VR is being used in the entertainment industry to heighten experiences with 360 films (Examples on YouTube) and increase your emotional connection with them and/or the characters. Disney Movies VR, for example, takes the user to red carpet events and to an interview with ‘The Jungle Book’ cast. VR could also revolutionise the way that media content is made. Flipside is now the fastest way to make shows that can be viewed through traditional channels like YouTube, Twitch, or Facebook live and inside virtual reality itself.

Automotive Industry

VR allows engineers and designers to experiment easily with the look and build of a vehicle before commissioning expensive prototypes. Brands such as BMW and Jaguar Land Rover already use VR to hold early design and engineering reviews to check the visual design and object obscuration of the vehicle - all before any money has been spent on physically manufacturing the parts. VR is saving the automotive industry millions by reducing the number of prototypes built per vehicle line.

Sports

The way that we watch sports is already changing, with several VR companies specialising in watching live sports events. For example, you can watch the NBA, NFL, and other events in VR. Companies such as LiveLikeVR enable broadcasters and sports teams to deliver live sports viewing experiences on mobile VR. This is a great way of opening up live sports events to people who can’t travel to the venue or can’t afford tickets to watch the sports in person.

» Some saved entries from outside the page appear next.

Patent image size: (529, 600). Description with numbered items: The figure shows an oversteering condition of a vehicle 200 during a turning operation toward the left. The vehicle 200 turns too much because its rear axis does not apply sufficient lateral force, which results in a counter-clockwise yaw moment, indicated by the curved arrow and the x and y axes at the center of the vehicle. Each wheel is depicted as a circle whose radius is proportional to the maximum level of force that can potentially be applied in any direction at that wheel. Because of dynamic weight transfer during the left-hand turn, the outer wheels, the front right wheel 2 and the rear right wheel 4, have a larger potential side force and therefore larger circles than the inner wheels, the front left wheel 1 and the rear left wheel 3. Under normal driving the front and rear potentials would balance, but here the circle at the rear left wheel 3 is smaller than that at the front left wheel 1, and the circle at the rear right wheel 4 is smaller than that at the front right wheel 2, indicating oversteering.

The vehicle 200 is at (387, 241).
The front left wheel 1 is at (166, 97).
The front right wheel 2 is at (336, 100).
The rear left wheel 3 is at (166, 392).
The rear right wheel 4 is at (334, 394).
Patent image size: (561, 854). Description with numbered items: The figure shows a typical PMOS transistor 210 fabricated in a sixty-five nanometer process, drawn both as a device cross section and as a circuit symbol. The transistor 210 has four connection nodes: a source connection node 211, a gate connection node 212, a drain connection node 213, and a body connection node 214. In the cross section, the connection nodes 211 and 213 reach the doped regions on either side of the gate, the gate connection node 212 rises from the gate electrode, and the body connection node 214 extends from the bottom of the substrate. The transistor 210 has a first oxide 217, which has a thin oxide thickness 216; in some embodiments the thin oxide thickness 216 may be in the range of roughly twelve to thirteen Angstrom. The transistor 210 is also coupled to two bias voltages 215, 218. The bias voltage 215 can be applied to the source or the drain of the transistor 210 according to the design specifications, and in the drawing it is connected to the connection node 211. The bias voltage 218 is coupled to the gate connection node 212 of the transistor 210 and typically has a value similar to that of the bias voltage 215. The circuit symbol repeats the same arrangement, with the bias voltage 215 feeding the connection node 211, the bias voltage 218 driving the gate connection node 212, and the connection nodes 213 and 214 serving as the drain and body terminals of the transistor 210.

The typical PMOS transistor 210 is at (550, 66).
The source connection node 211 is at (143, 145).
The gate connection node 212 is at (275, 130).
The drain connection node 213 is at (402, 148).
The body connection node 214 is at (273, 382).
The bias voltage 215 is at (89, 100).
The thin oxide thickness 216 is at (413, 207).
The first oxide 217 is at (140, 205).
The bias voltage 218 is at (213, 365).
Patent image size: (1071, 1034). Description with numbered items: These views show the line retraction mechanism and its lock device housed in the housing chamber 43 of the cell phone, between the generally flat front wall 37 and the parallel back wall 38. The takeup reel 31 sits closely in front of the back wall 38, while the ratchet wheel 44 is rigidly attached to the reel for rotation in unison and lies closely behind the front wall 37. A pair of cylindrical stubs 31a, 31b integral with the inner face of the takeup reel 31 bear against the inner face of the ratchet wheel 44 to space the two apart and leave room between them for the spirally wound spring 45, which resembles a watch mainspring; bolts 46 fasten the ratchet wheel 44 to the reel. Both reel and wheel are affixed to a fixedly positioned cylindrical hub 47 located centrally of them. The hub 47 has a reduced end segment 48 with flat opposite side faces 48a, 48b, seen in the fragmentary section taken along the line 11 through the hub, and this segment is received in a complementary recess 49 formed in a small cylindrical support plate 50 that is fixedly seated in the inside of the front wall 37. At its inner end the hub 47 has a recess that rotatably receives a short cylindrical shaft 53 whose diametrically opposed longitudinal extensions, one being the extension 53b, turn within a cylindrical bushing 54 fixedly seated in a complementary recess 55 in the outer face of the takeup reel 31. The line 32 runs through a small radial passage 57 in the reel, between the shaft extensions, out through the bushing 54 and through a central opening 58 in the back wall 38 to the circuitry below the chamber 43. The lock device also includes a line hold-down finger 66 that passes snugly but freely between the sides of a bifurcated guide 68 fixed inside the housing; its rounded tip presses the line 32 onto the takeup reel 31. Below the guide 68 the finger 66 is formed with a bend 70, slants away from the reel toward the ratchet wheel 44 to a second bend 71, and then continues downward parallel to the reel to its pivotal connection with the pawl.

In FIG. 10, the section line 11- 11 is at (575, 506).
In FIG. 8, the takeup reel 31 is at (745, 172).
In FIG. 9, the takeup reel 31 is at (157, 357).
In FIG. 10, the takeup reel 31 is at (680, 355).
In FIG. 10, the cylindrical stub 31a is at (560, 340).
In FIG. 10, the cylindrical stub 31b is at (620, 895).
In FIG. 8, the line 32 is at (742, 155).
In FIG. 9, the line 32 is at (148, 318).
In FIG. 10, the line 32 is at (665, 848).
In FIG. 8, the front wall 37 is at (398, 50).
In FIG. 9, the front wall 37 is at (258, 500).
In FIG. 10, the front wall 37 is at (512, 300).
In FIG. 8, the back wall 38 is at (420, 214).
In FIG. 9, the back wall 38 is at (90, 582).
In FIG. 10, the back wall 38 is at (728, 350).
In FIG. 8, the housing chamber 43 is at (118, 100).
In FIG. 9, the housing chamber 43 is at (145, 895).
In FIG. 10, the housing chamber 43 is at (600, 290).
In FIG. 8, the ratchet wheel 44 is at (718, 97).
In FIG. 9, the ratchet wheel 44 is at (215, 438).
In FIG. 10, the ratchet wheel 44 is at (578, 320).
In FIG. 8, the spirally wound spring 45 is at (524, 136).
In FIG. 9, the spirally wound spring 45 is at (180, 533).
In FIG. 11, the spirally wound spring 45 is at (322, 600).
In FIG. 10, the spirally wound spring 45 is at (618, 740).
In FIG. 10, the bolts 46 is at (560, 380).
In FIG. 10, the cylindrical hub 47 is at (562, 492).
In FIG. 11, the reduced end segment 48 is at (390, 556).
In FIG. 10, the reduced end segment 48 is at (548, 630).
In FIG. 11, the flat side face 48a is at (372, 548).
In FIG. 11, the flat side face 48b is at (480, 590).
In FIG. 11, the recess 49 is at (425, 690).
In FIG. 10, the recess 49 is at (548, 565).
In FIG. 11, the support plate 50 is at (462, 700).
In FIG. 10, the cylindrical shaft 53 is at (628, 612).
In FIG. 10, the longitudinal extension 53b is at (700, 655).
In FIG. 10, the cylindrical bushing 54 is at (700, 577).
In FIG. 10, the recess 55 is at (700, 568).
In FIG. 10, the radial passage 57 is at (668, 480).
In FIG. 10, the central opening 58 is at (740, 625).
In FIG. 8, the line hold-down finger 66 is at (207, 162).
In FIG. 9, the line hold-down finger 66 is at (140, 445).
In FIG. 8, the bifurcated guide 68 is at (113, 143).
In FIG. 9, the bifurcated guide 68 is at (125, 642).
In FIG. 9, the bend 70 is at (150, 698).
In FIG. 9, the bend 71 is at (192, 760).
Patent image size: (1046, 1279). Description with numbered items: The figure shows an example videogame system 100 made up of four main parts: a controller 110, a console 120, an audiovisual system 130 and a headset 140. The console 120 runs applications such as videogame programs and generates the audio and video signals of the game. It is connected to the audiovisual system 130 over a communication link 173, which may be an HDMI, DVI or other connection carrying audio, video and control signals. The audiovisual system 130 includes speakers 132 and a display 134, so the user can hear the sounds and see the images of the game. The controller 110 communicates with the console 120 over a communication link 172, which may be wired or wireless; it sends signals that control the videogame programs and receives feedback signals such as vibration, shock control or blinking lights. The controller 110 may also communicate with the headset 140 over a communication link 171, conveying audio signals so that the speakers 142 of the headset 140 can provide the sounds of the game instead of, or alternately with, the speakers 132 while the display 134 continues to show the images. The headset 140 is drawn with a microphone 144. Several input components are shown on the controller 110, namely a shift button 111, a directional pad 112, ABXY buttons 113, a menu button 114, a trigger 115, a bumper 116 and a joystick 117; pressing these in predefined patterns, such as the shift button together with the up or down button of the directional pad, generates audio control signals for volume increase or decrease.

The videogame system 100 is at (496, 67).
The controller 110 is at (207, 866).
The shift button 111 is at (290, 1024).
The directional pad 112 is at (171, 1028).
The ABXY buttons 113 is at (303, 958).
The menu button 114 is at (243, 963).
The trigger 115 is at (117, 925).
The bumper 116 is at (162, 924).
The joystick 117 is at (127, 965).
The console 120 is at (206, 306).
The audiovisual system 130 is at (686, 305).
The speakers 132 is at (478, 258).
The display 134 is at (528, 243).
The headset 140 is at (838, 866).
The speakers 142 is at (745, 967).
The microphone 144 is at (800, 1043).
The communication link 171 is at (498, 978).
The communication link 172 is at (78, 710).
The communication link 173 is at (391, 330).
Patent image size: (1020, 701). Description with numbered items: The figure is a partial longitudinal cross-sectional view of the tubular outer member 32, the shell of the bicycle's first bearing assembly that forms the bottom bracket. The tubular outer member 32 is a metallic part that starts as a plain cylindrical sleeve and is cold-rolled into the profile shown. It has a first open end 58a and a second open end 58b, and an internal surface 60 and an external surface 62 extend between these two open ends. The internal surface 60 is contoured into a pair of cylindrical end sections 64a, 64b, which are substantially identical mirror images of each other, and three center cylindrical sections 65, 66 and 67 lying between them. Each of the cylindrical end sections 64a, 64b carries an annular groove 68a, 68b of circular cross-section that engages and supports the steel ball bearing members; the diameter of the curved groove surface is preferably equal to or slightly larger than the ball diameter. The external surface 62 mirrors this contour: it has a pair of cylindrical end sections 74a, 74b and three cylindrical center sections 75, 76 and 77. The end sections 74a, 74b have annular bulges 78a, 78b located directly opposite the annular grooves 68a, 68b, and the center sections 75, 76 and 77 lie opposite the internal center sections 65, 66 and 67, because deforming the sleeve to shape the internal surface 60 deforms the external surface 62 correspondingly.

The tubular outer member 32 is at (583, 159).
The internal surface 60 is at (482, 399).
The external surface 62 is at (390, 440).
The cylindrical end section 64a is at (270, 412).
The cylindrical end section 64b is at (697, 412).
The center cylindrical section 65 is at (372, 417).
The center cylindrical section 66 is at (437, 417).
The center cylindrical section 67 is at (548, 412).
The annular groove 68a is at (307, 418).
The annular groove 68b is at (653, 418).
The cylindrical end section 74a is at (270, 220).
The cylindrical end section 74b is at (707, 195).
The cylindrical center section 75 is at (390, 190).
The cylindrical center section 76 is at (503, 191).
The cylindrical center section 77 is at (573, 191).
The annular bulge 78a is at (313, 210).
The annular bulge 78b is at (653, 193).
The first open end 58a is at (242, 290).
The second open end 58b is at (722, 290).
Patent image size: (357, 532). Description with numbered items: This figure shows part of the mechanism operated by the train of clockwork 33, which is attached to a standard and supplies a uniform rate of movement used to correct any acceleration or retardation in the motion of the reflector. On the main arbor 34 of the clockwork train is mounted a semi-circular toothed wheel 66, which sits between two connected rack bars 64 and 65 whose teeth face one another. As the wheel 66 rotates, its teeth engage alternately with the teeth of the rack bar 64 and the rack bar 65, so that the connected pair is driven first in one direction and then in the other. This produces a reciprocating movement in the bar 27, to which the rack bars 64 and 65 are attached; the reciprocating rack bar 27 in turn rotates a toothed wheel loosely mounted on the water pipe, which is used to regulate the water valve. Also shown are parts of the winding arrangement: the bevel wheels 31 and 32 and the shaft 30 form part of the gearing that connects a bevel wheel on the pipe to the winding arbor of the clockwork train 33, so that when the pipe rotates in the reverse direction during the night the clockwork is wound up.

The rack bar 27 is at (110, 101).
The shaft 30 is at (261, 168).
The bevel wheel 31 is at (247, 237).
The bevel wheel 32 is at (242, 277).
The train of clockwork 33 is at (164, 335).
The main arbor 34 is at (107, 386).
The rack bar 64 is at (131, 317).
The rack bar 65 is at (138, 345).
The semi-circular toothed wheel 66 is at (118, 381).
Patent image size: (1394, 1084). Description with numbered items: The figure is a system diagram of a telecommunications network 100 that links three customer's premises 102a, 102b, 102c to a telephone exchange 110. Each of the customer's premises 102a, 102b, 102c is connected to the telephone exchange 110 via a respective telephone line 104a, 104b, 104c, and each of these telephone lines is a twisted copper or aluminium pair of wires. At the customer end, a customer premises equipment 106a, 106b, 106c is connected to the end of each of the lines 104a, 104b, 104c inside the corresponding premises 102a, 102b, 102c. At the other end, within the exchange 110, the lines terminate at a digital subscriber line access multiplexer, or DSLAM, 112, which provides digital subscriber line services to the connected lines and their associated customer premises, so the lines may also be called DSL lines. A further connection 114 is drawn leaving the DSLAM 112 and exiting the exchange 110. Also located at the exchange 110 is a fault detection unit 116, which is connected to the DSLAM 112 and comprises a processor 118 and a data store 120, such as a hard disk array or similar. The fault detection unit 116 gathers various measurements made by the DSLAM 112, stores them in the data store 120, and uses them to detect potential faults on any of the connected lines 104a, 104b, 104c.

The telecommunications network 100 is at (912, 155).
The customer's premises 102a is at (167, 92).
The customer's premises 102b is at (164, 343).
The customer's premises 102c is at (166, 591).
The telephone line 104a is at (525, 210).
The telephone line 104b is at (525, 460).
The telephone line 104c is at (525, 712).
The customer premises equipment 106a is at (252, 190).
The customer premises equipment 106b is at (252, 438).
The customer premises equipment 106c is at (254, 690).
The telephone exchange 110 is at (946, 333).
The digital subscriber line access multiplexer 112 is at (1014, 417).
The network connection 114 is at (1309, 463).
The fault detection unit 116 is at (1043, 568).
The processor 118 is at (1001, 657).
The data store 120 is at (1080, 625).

BT Sport broadcasted the UEFA Champions League final in 360 degree VR via YouTube and the BT VR app, all for free. You could watch the game from several locations in the stadium, as if you were actually there. Initiatives like this will help change the way sports are watched.

Art and Design

With VR, you don’t just create life-size artwork - you can be in it. You can actually step into your image and come out the other side. The most well-known application for creating art in VR is Tiltbrush and it’s amazing what some people have managed to paint in it. You can also make virtual 3D models and sculptures with MasterpieceVR.

Events and Conferences

Since VR enables individuals to be places virtually, it provides an avenue for organizers to welcome more individuals into in-person events. For example, Paul McCartney released a 360-degree concert recording through a virtual reality app linked to the inexpensive Google Cardboard headset.

VR can be used in a similar way to enable virtual conference attendance, but event-industry stakeholders are also using it to drive collective experiences among in-person audiences. An example of this was at the Mobile World Congress 2016, when conference attendees wore VR headsets as they attended the launching ceremony of the new Samsung S7 and S7 edge smartphones.

Marketing

Marketing is becoming more and more about how companies make customers feel so using VR is a natural extension. Coca-Cola was one of the first companies to try out virtual experiences in their marketing when they transformed their Christmas advert into VR in Poland.

It’s also becoming popular for universities to create virtual campus tours of universities. Princeton, Yale and Columbia have all tried this out as a way of more students to be able to see their campus.

News and Journalism

You can now watch news stories and documentaries in VR. The New York Times has already entered this space, and it’s only a matter of time before other media outlets join them. In the NYTVR app, you can experience stories rather than just listen to them, as if you were standing opposite the journalist where the story is happening.
VR is likely to influence your workplace, hobbies and social life in the future - and that’s sooner than you may think. The possibilities of VR are endless.